Asrımızın din âlimlerinden Elmalılı Hamdi Efendi “rahimehullahü teâlâ”, A’raf sûresinin 204. âyetinin tefsirinde diyor ki:

“Kırâat /okumak, bir ihtiyari iştir ki, akıllı ve konuşan bir insanın ağzından çıkanı anlamaya ve anlatmaya yönelik bir maksat taşıyan, sesli olarak okumak demektir. Nitekim vahiy meleği olan Hazret-i Cebrail’in işi bile aslında bir kırâat/Kur’ân okuma değil, bir ikra, yani okutmaktır. Allah’ın yaptığı iş ise vahyi indirmek ve kırâati yaratmaktır. Cansız varlıklardan çıkan seslere kıraat denilemeyeceği gibi, aks-i sedâdan, yani sesin yankılanmasından meydana gelen işe de kırâat denilemez. Bunun içindir ki, fakîhler bir kırâatin yankılanmasından hâsıl olan yankının kırâat ve tilâvet hükmünde olmadığını, mesela tilâvet secdesi gerekmeyeceğini beyan etmişlerdir. Bir kitabı sessiz olarak okumaya kırâat denilemeyeceği gibi, çalan veya çınlayan, yankı yapan bir sesi dinlemek de kırâat dinlemek demek değildir, bir çınlamayı dinlemektir. Şu hâlde Kur’ân okuyan bir okuyucunun sesini aksettiren gramofon veya radyodan gelen sese de kırâat denilemez. Bu gibi sesler bir kırâat değil, bir kırâatin yankısı ve yansımasıdır, bunlara dinleme ve susma emrinin hükmü terettüp etmez.” (c.3 s. 2361)
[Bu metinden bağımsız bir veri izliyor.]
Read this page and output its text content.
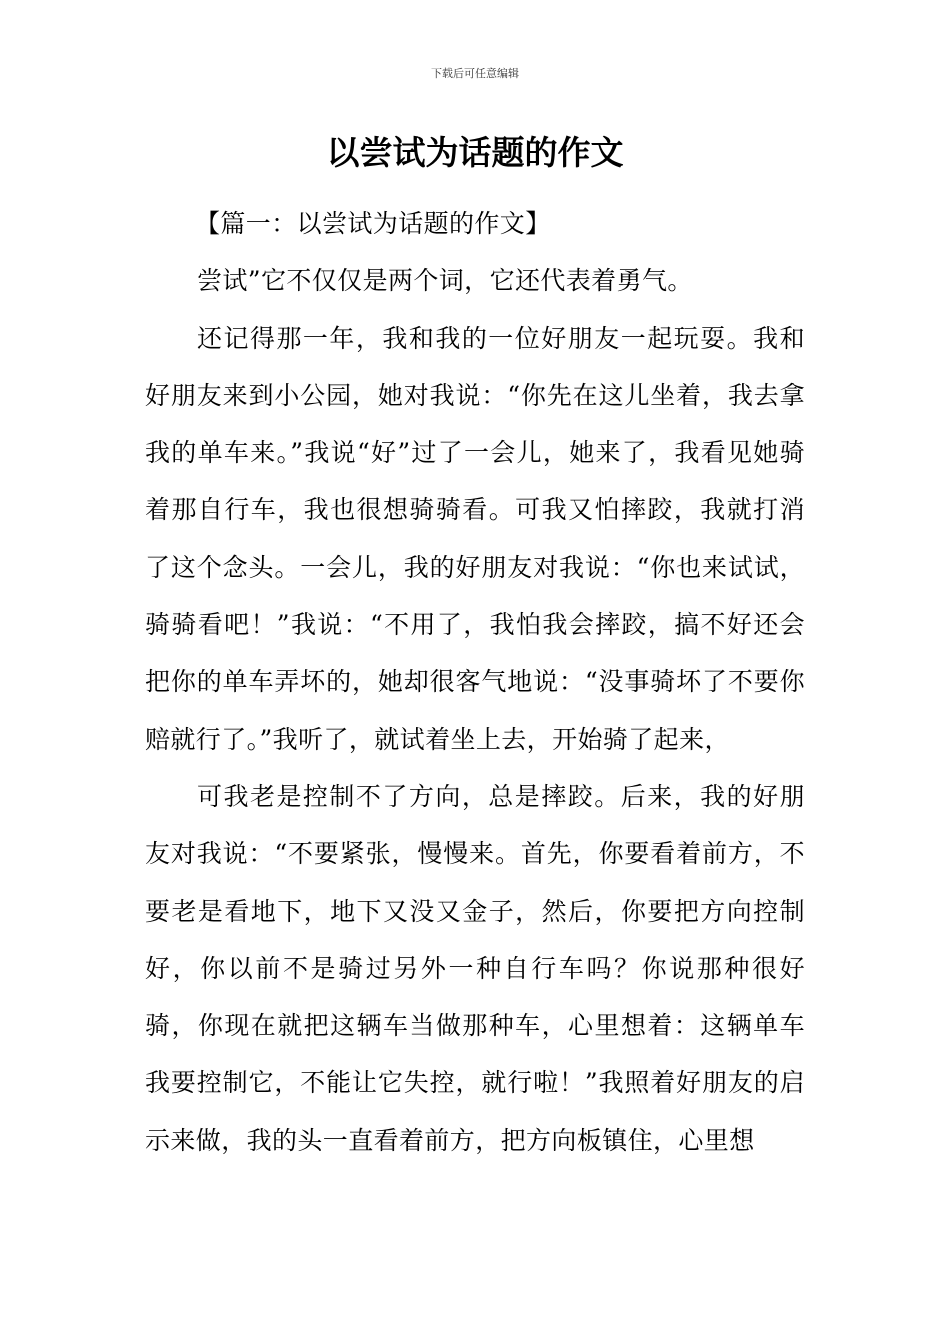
下载后可任意编辑
以尝试为话题的作文

【篇一：以尝试为话题的作文】

尝试”它不仅仅是两个词，它还代表着勇气。

还记得那一年，我和我的一位好朋友一起玩耍。我和好朋友来到小公园，她对我说：“你先在这儿坐着，我去拿我的单车来。”我说“好”过了一会儿，她来了，我看见她骑着那自行车，我也很想骑骑看。可我又怕摔跤，我就打消了这个念头。一会儿，我的好朋友对我说：“你也来试试，骑骑看吧！”我说：“不用了，我怕我会摔跤，搞不好还会把你的单车弄坏的，她却很客气地说：“没事骑坏了不要你赔就行了。”我听了，就试着坐上去，开始骑了起来，

可我老是控制不了方向，总是摔跤。后来，我的好朋友对我说：“不要紧张，慢慢来。首先，你要看着前方，不要老是看地下，地下又没又金子，然后，你要把方向控制好，你以前不是骑过另外一种自行车吗？你说那种很好骑，你现在就把这辆车当做那种车，心里想着：这辆单车我要控制它，不能让它失控，就行啦！”我照着好朋友的启示来做，我的头一直看着前方，把方向板镇住，心里想
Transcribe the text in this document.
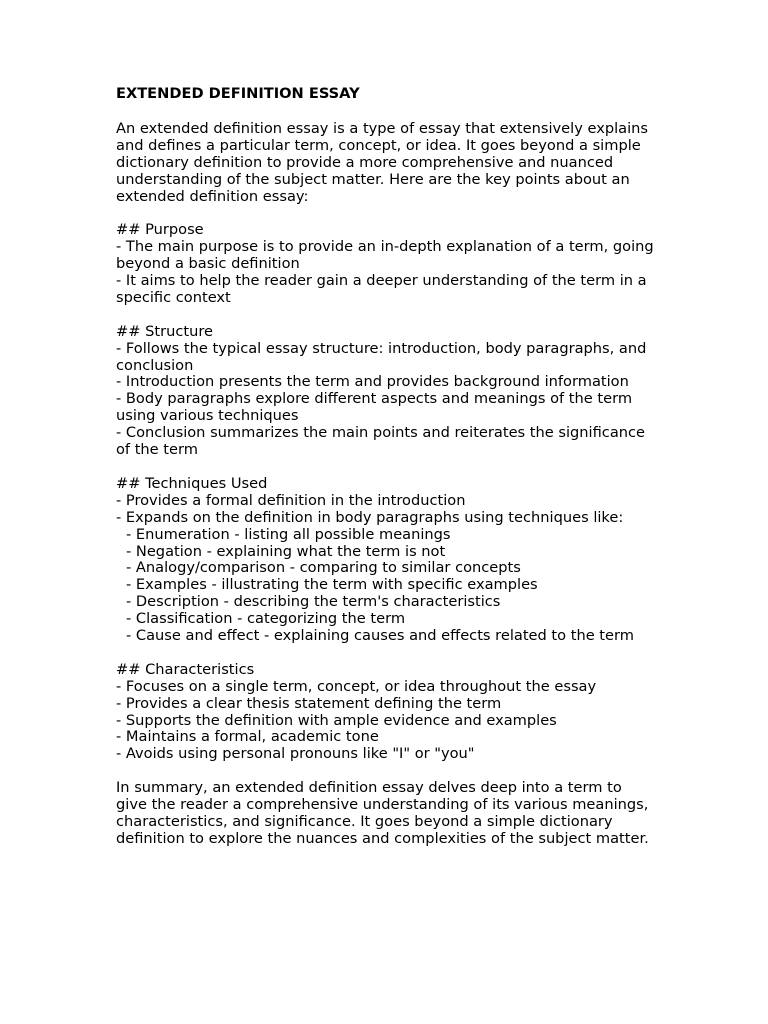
EXTENDED DEFINITION ESSAY
An extended definition essay is a type of essay that extensively explains and defines a particular term, concept, or idea. It goes beyond a simple dictionary definition to provide a more comprehensive and nuanced understanding of the subject matter. Here are the key points about an extended definition essay:
## Purpose
- The main purpose is to provide an in-depth explanation of a term, going beyond a basic definition
- It aims to help the reader gain a deeper understanding of the term in a specific context
## Structure
- Follows the typical essay structure: introduction, body paragraphs, and conclusion
- Introduction presents the term and provides background information
- Body paragraphs explore different aspects and meanings of the term using various techniques
- Conclusion summarizes the main points and reiterates the significance of the term
## Techniques Used
- Provides a formal definition in the introduction
- Expands on the definition in body paragraphs using techniques like:
- Enumeration - listing all possible meanings
- Negation - explaining what the term is not
- Analogy/comparison - comparing to similar concepts
- Examples - illustrating the term with specific examples
- Description - describing the term's characteristics
- Classification - categorizing the term
- Cause and effect - explaining causes and effects related to the term
## Characteristics
- Focuses on a single term, concept, or idea throughout the essay
- Provides a clear thesis statement defining the term
- Supports the definition with ample evidence and examples
- Maintains a formal, academic tone
- Avoids using personal pronouns like "I" or "you"
In summary, an extended definition essay delves deep into a term to give the reader a comprehensive understanding of its various meanings, characteristics, and significance. It goes beyond a simple dictionary definition to explore the nuances and complexities of the subject matter.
Diyânet İşleri Reîsliğinin müşâvere ve dînî eserleri inceleme heyetinin 1.12.1954 târih ve 737 sayılı kararının on beşinci maddesinde, (Hoparlörün mihraba konulması, sûret-i kat’iyyede memnû’dur. Şayet imâmın tekbîr ve tesmî’i duyulamayacak derecede cemâat kesretli olursa, müezzinlerden biri veya daha uzakta diğeri de iblâğ vazifesini görürler) denilmektedir.